Crediti: NASA, ESA, H. Teplitz e M. Rafelski (IPAC/Caltech), A. Koekemoer (STScI), R. Windhorst (Arizona State University), e Z. Levay (STScI)
È la più definita, colorata ed esauriente fotografia mai scattata all’Universo, che si è messo in posa per il telescopio spaziale Hubble per il progetto chiamato Ultraviolet Coverage of the Hubble Ultra Deep Field (UVUDF), che permette di guardare indietro nel tempo per 13 miliardi di anni. Prima di iniziare questo studio, gli astronomi avevano già raccolto in passato molte informazioni sulla formazione stellare e sulle galassie vicine grazie a telescopi che lavorano con la luce ultravioletta come il Galex della NASA, che ha raccolto dati per ben 10 anni (dal 2003 al 2013). La maggior parte delle conoscenze degli esperti derivano anche da Hubble, che con le sue ottiche è riuscito ad osservare anche galassie molto distanti da noi. Quelle che mancavano all’appello, però, erano le galassie tra i 5 e i 10 miliardi di anni luce di distanza dalla Terra, vale a dire il periodo in cui più o meno tutte le stelle dell’Universo si sono formate. Le stelle più calde, massicce e giovani, che emettono luce nell’ultravioletto, sono state spesso trascurate lasciando così un vuoto significativo nella conoscenza della timeline cosmica.
La porzione di cielo visibile in questa immagine era già stata studiata dagli astronomi in una serie di esposizioni in luce visibile e all’infrarosso tra il 2003 e il 2009: l’Hubble Ultra Deep Field.

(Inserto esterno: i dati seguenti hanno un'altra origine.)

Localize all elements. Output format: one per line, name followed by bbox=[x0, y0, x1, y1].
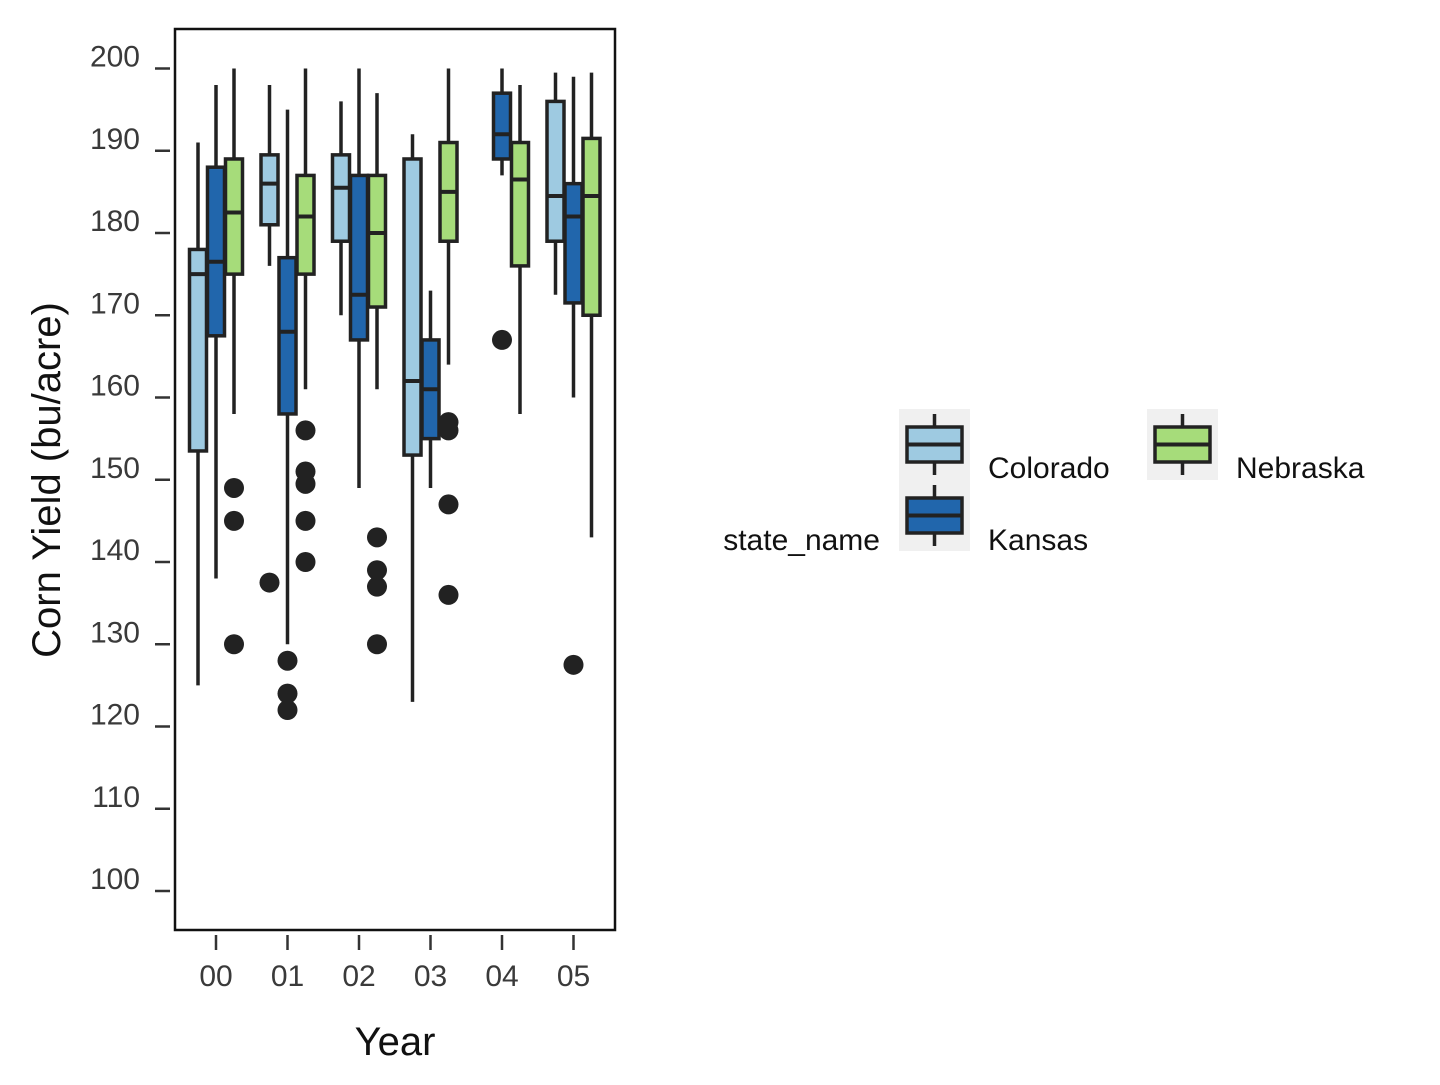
outlier-point bbox=[438, 584, 459, 605]
legend-label: Colorado bbox=[988, 452, 1110, 485]
x-axis-title: Year bbox=[355, 1020, 436, 1064]
outlier-point bbox=[259, 572, 280, 593]
legend-item-colorado: Colorado bbox=[899, 409, 1110, 485]
box bbox=[277, 255, 298, 416]
outlier-point bbox=[277, 683, 298, 704]
y-tick-label: 120 bbox=[90, 699, 140, 732]
y-tick-label: 100 bbox=[90, 863, 140, 896]
outlier-point bbox=[367, 560, 387, 581]
outlier-point bbox=[295, 473, 316, 494]
box bbox=[563, 181, 584, 305]
y-tick-label: 170 bbox=[90, 287, 140, 320]
box bbox=[581, 136, 602, 317]
outlier-point bbox=[438, 494, 459, 515]
outlier-point bbox=[367, 634, 387, 655]
outlier-point bbox=[295, 420, 316, 441]
outlier-point bbox=[438, 420, 459, 441]
box bbox=[402, 157, 423, 457]
outlier-point bbox=[295, 552, 316, 572]
x-tick-label: 03 bbox=[414, 960, 447, 993]
outlier-point bbox=[563, 654, 584, 675]
outlier-point bbox=[295, 510, 316, 531]
series-colorado bbox=[187, 72, 566, 702]
legend-title: state_name bbox=[723, 524, 880, 557]
y-axis: 100 110 120 130 140 150 160 170 180 190 200 bbox=[90, 41, 170, 896]
box bbox=[205, 165, 227, 338]
legend-label: Nebraska bbox=[1236, 452, 1365, 485]
legend-item-kansas: Kansas bbox=[899, 480, 1088, 557]
x-tick-label: 04 bbox=[485, 960, 518, 993]
outlier-point bbox=[277, 700, 298, 721]
x-tick-label: 01 bbox=[271, 960, 304, 993]
outlier-point bbox=[224, 634, 244, 655]
y-tick-label: 150 bbox=[90, 452, 140, 485]
box bbox=[491, 91, 513, 161]
x-tick-label: 02 bbox=[342, 960, 375, 993]
y-axis-title: Corn Yield (bu/acre) bbox=[25, 302, 69, 658]
y-tick-label: 130 bbox=[90, 616, 140, 649]
box bbox=[545, 99, 566, 243]
series-nebraska bbox=[223, 68, 602, 655]
outlier-point bbox=[224, 510, 244, 531]
x-axis: 00 01 02 03 04 05 bbox=[199, 935, 590, 993]
box bbox=[348, 173, 370, 342]
outlier-point bbox=[367, 576, 387, 597]
outlier-point bbox=[492, 329, 512, 350]
y-tick-label: 190 bbox=[90, 123, 140, 156]
box bbox=[509, 140, 531, 268]
box bbox=[295, 173, 316, 276]
box bbox=[366, 173, 388, 309]
outlier-point bbox=[277, 650, 298, 671]
x-tick-label: 05 bbox=[557, 960, 590, 993]
y-tick-label: 110 bbox=[92, 781, 140, 814]
legend: state_name Colorado Kansas Nebraska bbox=[723, 409, 1365, 557]
legend-label: Kansas bbox=[988, 524, 1088, 557]
plot-frame bbox=[173, 27, 617, 932]
y-tick-label: 200 bbox=[90, 41, 140, 74]
outlier-point bbox=[224, 477, 244, 498]
box bbox=[330, 153, 352, 243]
x-tick-label: 00 bbox=[199, 960, 232, 993]
box bbox=[223, 157, 245, 276]
series-kansas bbox=[205, 68, 584, 721]
y-tick-label: 180 bbox=[90, 205, 140, 238]
outlier-point bbox=[367, 527, 387, 548]
legend-item-nebraska: Nebraska bbox=[1147, 409, 1365, 485]
y-tick-label: 140 bbox=[90, 534, 140, 567]
box bbox=[259, 153, 280, 227]
y-tick-label: 160 bbox=[90, 370, 140, 403]
box bbox=[187, 247, 209, 453]
boxplot-series bbox=[187, 68, 602, 721]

Si tratta di una piccola regione nella costellazione della Fornace ed è la più profonda immagine dell’Universo mai raccolta nello spettro della luce visibile. Ora, con l’aggiunta della luce ultravioletta, i ricercatori hanno completato l’intera gamma di colori disponibili per Hubble. L’immagine risultante contiene circa 10 000 galassie, alcune delle quali risalgono a meno di qualche centinaia di milioni di anni dal Big Bang (tra i 400 e gli 800 milioni di anni).
Questa ricerca ha dato agli esperti un accesso diretto a regioni oscure finora mai studiate e che aggiungono un mattoncino in più alla nostra conoscenza della formazione stellare. Osservando a queste lunghezze d’onda, i ricercatori godono di una vista privilegiata sul momento in cui le galassie hanno formato le stelle. Gli astronomi hanno la possibilità quindi di capire come le galassie simili alla Via Lattea siano cresciute da piccole collezioni di stelle molto calde alle strutture massicce che sono oggi.
Dato che l’atmosfera terrestre filtra (potremmo dire per fortuna) la maggior parte della luce ultravioletta, uno studio del genere è fattibile solo se realizzato in orbita con un telescopio spaziale come Hubble. Simili studi sono in programma anche per il futuro, quando verrà posizionato in orbita lo James Webb Space Telescope (JWST).